PTR Industries, a maker of military-style rifles, picked South Carolina over Texas and four other states, lured by its pro-Second Amendment politics, lower costs and coastal location, economic development officials said on Thursday.
"One hundred percent of our product line is illegal in Connecticut," said John McNamara, PTR's vice president of sales. "They just want to collect our tax dollars on a product that they don't think is safe to own."
The Connecticut law, one of the toughest gun-control measures in the United States, bars high-capacity ammunition magazines of the kind used in the Newtown shooting and adds to the firearms covered by the state's assault-weapons ban.
South Carolina's Senate, on the other hand, passed a resolution this spring that encourages gun manufacturers to come to the state.

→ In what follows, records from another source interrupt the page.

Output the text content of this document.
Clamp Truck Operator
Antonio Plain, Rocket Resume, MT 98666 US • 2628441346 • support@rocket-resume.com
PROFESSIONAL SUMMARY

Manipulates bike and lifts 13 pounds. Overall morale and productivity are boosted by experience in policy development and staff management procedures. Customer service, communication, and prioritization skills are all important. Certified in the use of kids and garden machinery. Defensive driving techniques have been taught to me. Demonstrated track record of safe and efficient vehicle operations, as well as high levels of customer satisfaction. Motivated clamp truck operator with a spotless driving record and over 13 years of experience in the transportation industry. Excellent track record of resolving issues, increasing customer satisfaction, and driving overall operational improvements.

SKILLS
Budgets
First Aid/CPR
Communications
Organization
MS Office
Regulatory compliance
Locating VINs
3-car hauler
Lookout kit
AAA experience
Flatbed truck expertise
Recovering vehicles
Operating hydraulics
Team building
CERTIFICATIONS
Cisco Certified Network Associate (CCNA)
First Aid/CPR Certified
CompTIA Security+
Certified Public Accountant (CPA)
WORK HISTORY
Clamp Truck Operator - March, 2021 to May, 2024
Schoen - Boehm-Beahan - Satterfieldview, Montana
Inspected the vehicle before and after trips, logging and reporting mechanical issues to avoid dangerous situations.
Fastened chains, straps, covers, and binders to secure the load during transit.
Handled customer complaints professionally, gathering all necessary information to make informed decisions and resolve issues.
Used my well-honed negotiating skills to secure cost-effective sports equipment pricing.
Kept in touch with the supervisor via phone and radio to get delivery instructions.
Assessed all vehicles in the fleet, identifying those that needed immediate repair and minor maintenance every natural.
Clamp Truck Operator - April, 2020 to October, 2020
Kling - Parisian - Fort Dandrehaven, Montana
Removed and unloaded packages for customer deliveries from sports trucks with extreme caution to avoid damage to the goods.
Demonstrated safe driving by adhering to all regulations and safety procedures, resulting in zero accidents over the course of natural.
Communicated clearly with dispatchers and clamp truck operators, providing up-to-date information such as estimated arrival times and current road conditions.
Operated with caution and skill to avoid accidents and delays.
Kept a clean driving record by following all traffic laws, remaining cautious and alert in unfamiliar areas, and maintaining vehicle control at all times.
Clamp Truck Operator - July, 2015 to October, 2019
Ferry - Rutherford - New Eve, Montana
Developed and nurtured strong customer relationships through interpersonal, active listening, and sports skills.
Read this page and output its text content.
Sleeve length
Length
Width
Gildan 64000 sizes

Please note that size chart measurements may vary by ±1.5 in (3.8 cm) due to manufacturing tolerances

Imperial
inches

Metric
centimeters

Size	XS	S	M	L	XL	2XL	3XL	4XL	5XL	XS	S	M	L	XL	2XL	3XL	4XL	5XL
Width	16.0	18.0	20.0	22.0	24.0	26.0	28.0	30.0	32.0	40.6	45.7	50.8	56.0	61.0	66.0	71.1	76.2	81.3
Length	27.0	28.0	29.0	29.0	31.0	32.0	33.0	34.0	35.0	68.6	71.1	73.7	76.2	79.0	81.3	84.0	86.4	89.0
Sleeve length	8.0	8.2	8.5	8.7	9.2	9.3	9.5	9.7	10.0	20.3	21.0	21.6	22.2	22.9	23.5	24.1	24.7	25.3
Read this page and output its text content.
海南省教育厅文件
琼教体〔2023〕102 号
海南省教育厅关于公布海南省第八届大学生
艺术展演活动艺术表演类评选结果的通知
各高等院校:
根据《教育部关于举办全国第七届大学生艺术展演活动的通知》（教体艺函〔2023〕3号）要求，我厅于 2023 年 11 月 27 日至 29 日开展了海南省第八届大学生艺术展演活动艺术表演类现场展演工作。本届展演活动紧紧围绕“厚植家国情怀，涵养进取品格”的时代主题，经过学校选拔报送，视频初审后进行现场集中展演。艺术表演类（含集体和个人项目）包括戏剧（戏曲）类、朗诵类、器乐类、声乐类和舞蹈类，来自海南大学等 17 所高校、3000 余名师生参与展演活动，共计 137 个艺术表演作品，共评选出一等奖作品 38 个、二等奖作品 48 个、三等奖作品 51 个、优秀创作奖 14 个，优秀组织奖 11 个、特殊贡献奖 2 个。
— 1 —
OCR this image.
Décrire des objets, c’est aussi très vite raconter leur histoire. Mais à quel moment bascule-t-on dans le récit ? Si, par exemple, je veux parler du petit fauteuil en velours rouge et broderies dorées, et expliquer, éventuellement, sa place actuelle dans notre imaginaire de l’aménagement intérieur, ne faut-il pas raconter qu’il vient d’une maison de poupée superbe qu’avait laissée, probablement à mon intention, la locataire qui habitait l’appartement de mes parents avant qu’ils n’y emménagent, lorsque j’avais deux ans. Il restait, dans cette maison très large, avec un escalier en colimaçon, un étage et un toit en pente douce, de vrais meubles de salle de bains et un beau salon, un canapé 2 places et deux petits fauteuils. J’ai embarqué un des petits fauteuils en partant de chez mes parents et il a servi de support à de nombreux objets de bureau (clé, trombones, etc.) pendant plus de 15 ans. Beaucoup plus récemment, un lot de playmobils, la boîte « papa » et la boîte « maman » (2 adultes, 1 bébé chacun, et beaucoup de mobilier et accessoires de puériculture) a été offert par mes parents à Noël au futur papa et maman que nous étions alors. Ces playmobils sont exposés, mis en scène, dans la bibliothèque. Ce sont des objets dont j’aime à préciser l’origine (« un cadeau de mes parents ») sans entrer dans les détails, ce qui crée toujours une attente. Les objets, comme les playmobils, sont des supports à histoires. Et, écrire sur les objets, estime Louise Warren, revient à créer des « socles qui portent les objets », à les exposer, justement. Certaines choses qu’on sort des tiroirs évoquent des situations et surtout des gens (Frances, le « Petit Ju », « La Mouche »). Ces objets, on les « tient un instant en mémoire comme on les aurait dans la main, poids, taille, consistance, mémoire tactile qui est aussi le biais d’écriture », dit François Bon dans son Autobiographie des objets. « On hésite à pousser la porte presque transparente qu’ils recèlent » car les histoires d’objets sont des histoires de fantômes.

PTR, which stands for Precision Target Rifles, is the first Connecticut firearms company to announce it is leaving. Others have threatened to move out of state.
Stag Arms, which also makes military-style rifles, has narrowed its list to South Carolina and Texas as final contenders for relocation, said Brad Lofton, president and chief executive officer of the Myrtle Beach Regional Economic Development Corporation.
South Carolina economic development officials are also in talks with several Connecticut ammunition manufacturers, he said.
"We don't have a gun-manufacturing strategy per se, but metalworking and precision metalworking is one of our target industries," said Jeff McKay, executive director of the North Eastern Strategic Alliance, a regional economic development organization that represents nine South Carolina counties.
PTR's relocation to a business park near Myrtle Beach will be announced at a formal ceremony with Governor Nikki Haley on Monday, and the gun maker hopes to move its operation by year's end, McNamara said.
The company will bring 24 employees to South Carolina and must expand to 140 employees after three years in the state, officials said.